Bagi warga, banjir bukanlah kejadian baru. Tri Handoko (43), warga Desa Tebing Suluh, mengatakan bahwa setiap hujan deras dengan durasi panjang, permukiman di sepanjang Daerah Aliran Sungai (DAS) Lempuing selalu menjadi wilayah paling rentan. “Air dari hulu mengalir deras. Saat sungai tidak mampu menampung debit air, air langsung meluap ke rumah-rumah warga,” ujarnya.

Hingga kini, BPBD OKI terus melakukan pemantauan di wilayah terdampak serta menyiapkan langkah-langkah mitigasi. Masyarakat yang tinggal di bantaran sungai diimbau tetap waspada terhadap potensi banjir susulan, mengingat curah hujan di wilayah OKI diperkirakan masih tinggi dalam beberapa pekan ke depan.

Bupati OKI Terjun ke Lokasi Banjir

Bupati Muchendi bersama Ketua TP PKK Ike Muchendi dikabarkan langsung meninjau sejumlah desa terdampak banjir di Kecamatan Lempuing dan Lempuing Jaya, Selasa (13/1). Peninjauan dilakukan untuk memastikan kondisi warga sekaligus mempercepat langkah pemulihan pascabanjir.

Salah satu lokasi yang dikunjungi adalah Desa Mukti Sari, Kecamatan Lempuing. Akses menuju desa tersebut masih tergenang air dengan ketinggian mencapai pinggang orang dewasa. Di lokasi ini, Bupati Muchendi menyerahkan bantuan sembako dan menyapa warga dari rumah ke rumah yang terdampak banjir.

Rombongan kemudian melanjutkan peninjauan ke lokasi pengungsian di SD Negeri 1 Lubuk Makmur, Kecamatan Lempuing. Sekitar 70 kepala keluarga sebelumnya dievakuasi ke sekolah tersebut. Seiring air yang mulai surut, sebagian warga telah kembali ke rumah, sementara sekitar 30 kepala keluarga masih bertahan di pengungsian. Mereka didominasi oleh lansia, perempuan, dan anak-anak.

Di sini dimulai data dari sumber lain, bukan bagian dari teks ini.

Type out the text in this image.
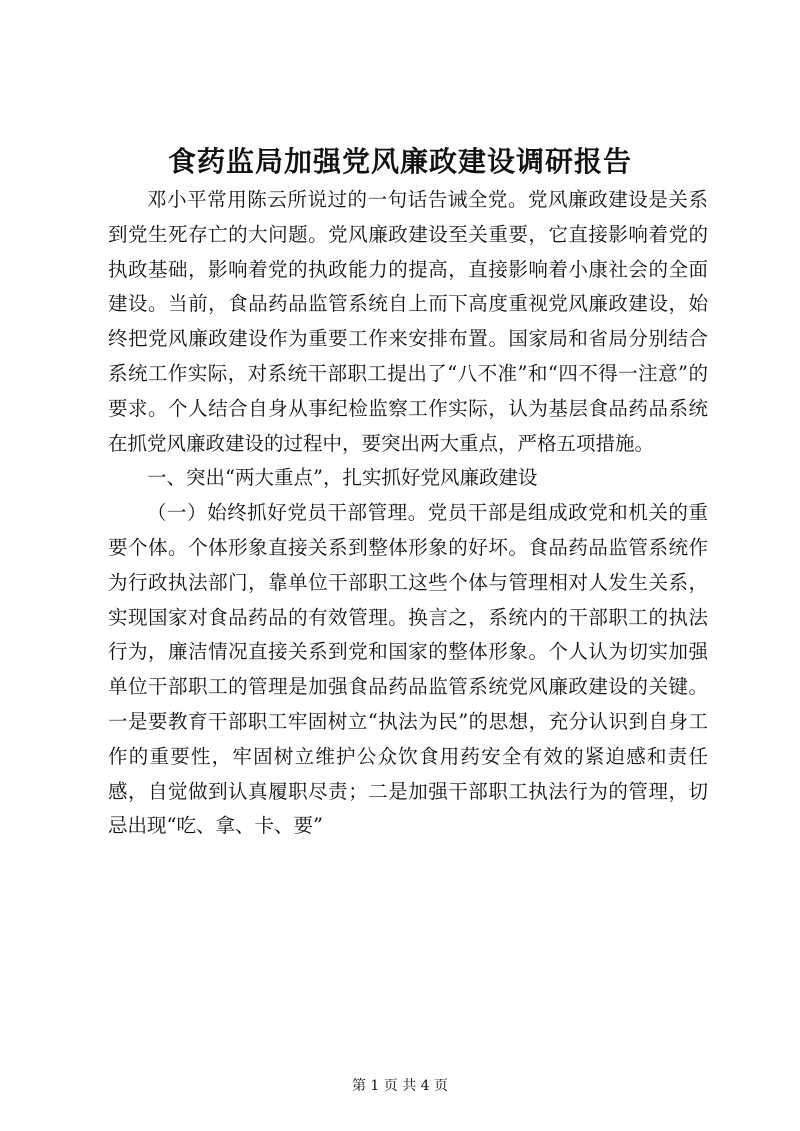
食药监局加强党风廉政建设调研报告

邓小平常用陈云所说过的一句话告诫全党。党风廉政建设是关系到党生死存亡的大问题。党风廉政建设至关重要，它直接影响着党的执政基础，影响着党的执政能力的提高，直接影响着小康社会的全面建设。当前，食品药品监管系统自上而下高度重视党风廉政建设，始终把党风廉政建设作为重要工作来安排布置。国家局和省局分别结合系统工作实际，对系统干部职工提出了“八不准”和“四不得一注意”的要求。个人结合自身从事纪检监察工作实际，认为基层食品药品系统在抓党风廉政建设的过程中，要突出两大重点，严格五项措施。

一、突出“两大重点”，扎实抓好党风廉政建设

（一）始终抓好党员干部管理。党员干部是组成政党和机关的重要个体。个体形象直接关系到整体形象的好坏。食品药品监管系统作为行政执法部门，靠单位干部职工这些个体与管理相对人发生关系，实现国家对食品药品的有效管理。换言之，系统内的干部职工的执法行为，廉洁情况直接关系到党和国家的整体形象。个人认为切实加强单位干部职工的管理是加强食品药品监管系统党风廉政建设的关键。一是要教育干部职工牢固树立“执法为民”的思想，充分认识到自身工作的重要性，牢固树立维护公众饮食用药安全有效的紧迫感和责任感，自觉做到认真履职尽责；二是加强干部职工执法行为的管理，切忌出现“吃、拿、卡、要”

第 1 页 共 4 页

Dalam dialog bersama warga, Muchendi mengatakan banjir yang terjadi kali ini merupakan bagian dari siklus alam yang jarang terjadi. Ia menyebut banjir dengan ketinggian serupa terakhir kali dialami warga sekitar dua dekade lalu. “Setiap tahun masyarakat memang terbiasa menghadapi banjir, tetapi yang setinggi ini terakhir sekitar 20 tahun lalu,” kata Muchendi.

Ia menegaskan pemerintah daerah akan terus hadir mendampingi masyarakat hingga kondisi benar-benar pulih. Menurut dia, pemerintah daerah berupaya memastikan kebutuhan dasar warga terpenuhi selama masa tanggap darurat. “Kami hadir untuk membantu dan mendengar langsung persoalan yang dihadapi masyarakat. Mudah-mudahan air segera surut dan aktivitas bisa kembali normal,” ujarnya.